16-Dec-2016 Swapan Sarker “Integrating multiple species and functional traits to anticipate whole-ecosystem productivity in a complex and changing environment"

16-Dec-2016 Swapan Sarker “Integrating multiple species and functional traits to anticipate whole-ecosystem productivity in a complex and changing environment"

Issued: Thu, 11 Feb 2016 21:35:00 GMT

Friday 16th December 12-1 pm
Graham Kerr Building, library

Swapan Sarker (Institute of Biodiversity, Animal Health, and Comparative Medicine) will be giving a talk, entitled “Integrating multiple species and functional traits to anticipate whole-ecosystem productivity in a complex and changing environment" on the Friday the 16th of December at 12 pm in the GK library

Predicting productivity and stress levels in primary producers is crucial given the impacts of climate change on Earth’s forest systems. However, such predictions are challenging because of the complex interactions between competing species and levels of trait plasticity within species and the complex dependencies between the traits.
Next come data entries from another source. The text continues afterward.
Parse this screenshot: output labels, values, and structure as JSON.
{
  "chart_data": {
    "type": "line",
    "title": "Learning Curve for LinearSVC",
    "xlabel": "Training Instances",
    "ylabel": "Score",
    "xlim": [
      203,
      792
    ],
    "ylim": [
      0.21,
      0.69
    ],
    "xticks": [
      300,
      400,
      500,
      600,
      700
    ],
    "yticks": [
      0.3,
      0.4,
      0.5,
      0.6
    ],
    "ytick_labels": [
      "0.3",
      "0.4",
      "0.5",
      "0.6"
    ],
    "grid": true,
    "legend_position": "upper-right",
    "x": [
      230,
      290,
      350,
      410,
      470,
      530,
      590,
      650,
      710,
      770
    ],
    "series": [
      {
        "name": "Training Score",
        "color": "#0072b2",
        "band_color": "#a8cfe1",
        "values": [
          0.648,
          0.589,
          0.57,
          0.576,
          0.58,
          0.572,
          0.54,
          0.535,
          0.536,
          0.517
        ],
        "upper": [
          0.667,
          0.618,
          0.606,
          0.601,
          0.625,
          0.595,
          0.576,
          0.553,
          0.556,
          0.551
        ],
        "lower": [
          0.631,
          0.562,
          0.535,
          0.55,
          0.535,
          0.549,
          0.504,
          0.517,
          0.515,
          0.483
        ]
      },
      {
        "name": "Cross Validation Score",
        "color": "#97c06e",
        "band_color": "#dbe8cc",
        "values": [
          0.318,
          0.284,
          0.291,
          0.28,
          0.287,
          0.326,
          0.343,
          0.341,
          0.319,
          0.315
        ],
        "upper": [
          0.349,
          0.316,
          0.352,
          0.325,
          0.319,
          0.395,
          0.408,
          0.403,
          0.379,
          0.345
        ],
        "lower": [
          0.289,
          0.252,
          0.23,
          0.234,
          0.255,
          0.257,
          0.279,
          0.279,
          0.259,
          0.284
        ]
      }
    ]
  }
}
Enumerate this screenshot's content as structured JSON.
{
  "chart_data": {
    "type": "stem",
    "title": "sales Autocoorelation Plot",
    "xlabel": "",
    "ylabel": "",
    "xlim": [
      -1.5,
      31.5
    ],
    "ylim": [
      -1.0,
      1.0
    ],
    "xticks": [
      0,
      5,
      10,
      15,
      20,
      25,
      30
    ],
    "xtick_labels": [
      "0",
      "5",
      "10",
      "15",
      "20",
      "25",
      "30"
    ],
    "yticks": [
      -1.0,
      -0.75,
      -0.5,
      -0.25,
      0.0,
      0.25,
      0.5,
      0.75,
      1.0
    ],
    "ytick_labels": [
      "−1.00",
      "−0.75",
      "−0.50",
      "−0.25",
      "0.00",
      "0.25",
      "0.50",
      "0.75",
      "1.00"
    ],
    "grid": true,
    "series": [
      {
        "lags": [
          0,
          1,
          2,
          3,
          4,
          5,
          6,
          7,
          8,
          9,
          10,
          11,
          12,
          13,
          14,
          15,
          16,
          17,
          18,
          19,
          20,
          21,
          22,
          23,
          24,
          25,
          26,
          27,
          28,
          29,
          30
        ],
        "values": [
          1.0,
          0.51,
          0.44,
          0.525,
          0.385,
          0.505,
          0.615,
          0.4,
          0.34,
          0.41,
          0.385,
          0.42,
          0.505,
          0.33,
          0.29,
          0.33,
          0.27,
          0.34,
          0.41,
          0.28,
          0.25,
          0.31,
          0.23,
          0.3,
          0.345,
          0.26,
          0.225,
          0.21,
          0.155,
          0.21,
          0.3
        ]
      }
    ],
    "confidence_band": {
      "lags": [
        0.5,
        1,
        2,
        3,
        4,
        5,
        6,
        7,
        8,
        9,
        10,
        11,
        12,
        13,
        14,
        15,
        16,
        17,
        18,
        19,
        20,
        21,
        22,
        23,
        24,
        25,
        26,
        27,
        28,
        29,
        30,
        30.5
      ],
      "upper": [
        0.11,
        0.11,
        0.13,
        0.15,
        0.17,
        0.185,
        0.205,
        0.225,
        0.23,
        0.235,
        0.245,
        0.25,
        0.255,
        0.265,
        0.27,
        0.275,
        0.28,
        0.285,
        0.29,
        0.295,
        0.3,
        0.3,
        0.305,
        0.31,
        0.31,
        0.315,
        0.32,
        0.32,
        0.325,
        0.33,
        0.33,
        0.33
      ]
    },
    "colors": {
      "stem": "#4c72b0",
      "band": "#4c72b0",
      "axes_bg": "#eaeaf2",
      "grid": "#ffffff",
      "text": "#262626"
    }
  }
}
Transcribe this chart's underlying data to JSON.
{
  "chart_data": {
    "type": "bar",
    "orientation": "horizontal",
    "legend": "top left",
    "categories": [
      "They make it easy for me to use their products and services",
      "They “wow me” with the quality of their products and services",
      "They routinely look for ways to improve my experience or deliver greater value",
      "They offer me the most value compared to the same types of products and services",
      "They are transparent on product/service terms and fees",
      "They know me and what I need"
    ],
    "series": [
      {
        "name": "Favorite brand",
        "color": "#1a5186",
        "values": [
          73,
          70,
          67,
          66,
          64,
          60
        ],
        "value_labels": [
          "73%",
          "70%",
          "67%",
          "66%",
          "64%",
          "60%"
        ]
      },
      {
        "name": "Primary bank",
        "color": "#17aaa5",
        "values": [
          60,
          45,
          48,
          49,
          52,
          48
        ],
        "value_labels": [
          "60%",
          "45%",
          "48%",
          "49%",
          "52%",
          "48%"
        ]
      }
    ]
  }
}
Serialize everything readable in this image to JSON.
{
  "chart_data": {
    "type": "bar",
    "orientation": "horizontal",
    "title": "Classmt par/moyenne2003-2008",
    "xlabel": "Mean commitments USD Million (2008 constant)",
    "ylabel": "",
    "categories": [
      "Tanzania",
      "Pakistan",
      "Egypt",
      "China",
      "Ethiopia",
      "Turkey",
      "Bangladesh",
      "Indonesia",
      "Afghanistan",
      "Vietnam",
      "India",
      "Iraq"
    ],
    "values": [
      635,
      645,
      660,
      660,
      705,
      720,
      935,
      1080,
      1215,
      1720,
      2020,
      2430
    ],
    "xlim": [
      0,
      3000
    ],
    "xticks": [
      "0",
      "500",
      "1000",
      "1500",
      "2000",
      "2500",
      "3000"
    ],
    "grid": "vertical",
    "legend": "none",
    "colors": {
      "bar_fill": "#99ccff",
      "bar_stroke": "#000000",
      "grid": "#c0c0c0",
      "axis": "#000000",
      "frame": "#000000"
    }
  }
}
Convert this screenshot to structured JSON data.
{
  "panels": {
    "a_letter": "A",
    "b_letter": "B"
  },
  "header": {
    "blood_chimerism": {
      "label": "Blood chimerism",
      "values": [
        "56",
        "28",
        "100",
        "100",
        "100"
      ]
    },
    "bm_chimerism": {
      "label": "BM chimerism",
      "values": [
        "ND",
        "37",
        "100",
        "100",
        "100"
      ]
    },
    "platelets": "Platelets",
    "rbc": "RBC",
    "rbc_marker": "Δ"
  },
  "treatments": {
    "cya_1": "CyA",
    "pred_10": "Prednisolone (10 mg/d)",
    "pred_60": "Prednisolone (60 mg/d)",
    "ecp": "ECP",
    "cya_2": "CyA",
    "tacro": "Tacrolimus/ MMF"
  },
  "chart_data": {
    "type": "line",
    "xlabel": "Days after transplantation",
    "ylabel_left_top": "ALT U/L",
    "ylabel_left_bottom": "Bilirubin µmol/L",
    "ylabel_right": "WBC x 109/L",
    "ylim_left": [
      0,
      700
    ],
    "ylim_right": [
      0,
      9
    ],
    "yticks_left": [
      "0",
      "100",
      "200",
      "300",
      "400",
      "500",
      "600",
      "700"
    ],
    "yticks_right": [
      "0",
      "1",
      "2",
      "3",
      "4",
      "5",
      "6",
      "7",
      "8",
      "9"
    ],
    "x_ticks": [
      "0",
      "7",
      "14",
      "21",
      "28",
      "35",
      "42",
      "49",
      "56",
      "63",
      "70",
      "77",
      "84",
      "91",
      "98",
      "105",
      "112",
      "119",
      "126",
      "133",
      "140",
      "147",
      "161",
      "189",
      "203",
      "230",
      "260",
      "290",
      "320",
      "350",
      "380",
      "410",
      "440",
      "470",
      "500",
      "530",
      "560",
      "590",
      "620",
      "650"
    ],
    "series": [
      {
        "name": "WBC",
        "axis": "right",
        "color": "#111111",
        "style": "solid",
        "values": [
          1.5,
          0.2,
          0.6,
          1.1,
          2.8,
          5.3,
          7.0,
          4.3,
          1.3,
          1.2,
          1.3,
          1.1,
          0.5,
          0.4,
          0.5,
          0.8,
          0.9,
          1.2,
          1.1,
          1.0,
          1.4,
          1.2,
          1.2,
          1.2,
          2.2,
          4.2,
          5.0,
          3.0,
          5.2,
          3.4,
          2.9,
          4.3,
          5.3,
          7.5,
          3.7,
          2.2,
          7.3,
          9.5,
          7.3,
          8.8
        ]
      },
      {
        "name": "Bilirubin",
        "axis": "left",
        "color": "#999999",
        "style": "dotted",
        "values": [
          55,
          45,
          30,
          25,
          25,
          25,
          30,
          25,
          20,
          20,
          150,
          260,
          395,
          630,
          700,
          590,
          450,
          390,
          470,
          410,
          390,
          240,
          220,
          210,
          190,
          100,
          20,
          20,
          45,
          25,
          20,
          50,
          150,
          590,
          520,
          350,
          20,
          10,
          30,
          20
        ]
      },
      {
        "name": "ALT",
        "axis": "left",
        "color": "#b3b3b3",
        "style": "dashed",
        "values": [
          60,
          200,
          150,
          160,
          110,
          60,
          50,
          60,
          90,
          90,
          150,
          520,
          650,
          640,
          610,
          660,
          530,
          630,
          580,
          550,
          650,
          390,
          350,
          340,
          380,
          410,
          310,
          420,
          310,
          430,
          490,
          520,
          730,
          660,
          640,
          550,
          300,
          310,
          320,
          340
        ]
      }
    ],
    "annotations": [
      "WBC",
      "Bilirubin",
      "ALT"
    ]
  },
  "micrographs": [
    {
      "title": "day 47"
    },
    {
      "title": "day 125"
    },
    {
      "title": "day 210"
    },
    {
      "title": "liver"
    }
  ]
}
Simultaneous changes in more than one environmental drivers could influence such interconnected system in counter-intuitive ways. Therefore, we need a conceptual and quantitative synthesis of how several species and functional traits interact with each other and with multiple changing attributes of the environment. We propose such a synthesis and apply it to world’s largest mangrove forest - Sundarbans, a sentinel ecosystem that is being impacted simultaneously by climate change, human exploitation, and forest management. We find strong intraspecific trade-offs among the plant traits and serious detrimental effects of several environmental drivers on the growth traits with subsequent decline in ecosystem productivity. Our integrated approach can identify and resolve trade-offs at sub-organismal, community and ecosystem levels. Further, it can do this in an explicitly spatial and dynamic way with computational efficiency to arrive at forecasts that would have been impossible from a single trait – single species perspective.